I try to use the conclusion
$$H^{1} \cong H_{dR}^{1}(M),$$ where $H^{1}:=\{$Harmonic 1-forms of Riemann surface$\}$, and $H_{dR}^{1}(M)$ is the de Rham cohomology.
By this conclusion, $2g(M_{1})= \dim H^{1}= \dim H_{dR}^{1}(M)$, which means $g$ is a topology invariance. Moreover, $H^{1}=\mathscr{H}\oplus \bar{\mathscr{H}}$, where $\mathscr{H}$ is the holomorphic 1-form and $\bar{\mathscr{H}}$ conjugate. Hence, $$g(M_{1})= \dim \mathscr{H}$$
My question is why $\dim \mathscr{H}$ of $M_{1}$ is greater than $M_{2}$?
$\textbf{New edited}$
@Laurent Moret-Bailly Following this idea, if $\omega$ is a holomorphic 1-form on $M_{2}$, and consider the pullback of $\omega$: $$f^{*}: H^{0}(M_{2}) \longrightarrow H^{0}(M_{1}),$$ then $f^{*}\omega$ is a holomorphic 1-form on $M_{1}$.

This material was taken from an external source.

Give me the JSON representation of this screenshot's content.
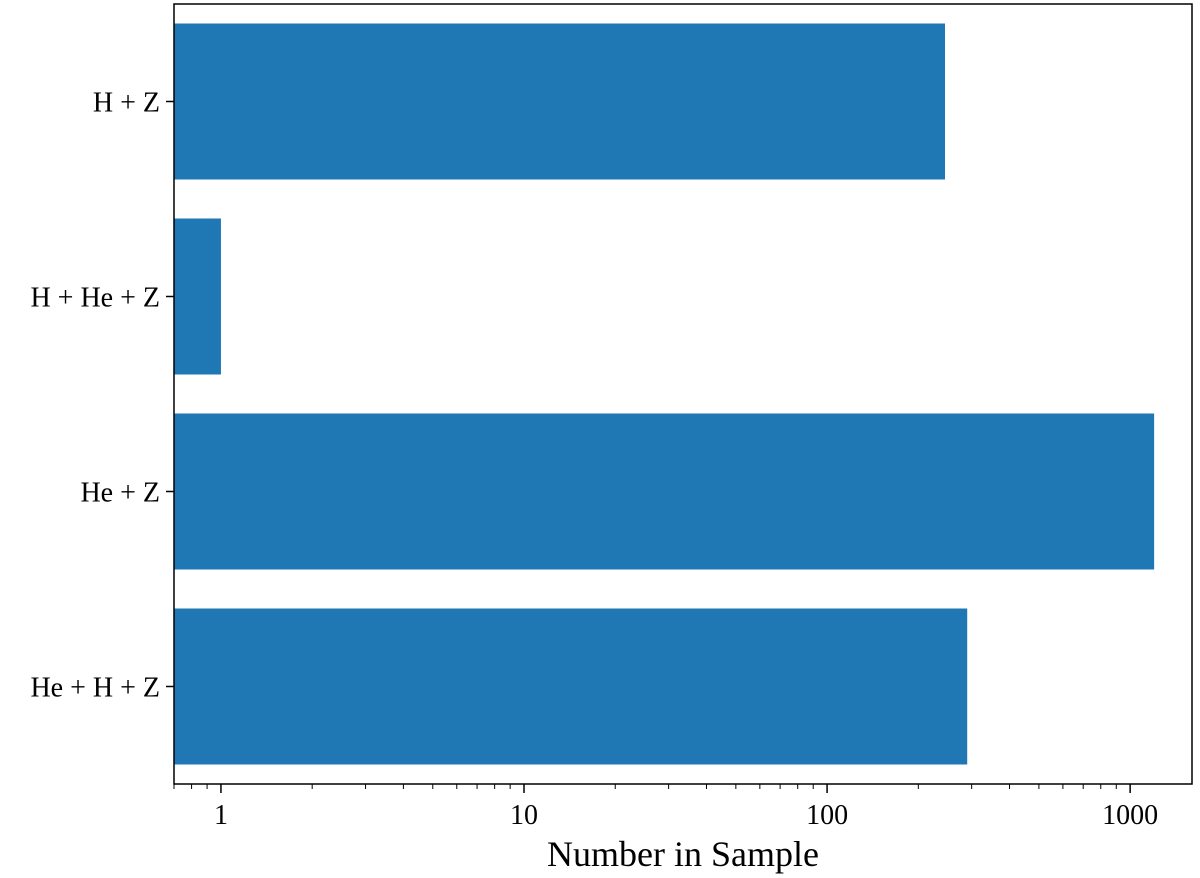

How about the next? Is there a related between $(f^{*}\omega)$ and $f^{*}(\omega)$?
You may use Riemann-Hurwitz Formula,
to conclude that $2g(M_1) - 2 = deg(f)(2g(M_2) - 2) + deg R_f \geq2g(M_2)-2$.
Following @Laurent Moret-Bailly 's idea, we can show that $f^*$ is injective.
Suppose $f^*\omega = 0$, i.e. $\forall p\in X, v\in T_pX,f^*\omega(v)=0$
If $p$ is not a ramification point, $f$ induces an isomorphism on tangent spaces, and hence $\omega|_{f(p)} = 0 $.
So $\omega|_q = 0$ for all but finite $q\in Y$, and thus $\omega = 0$.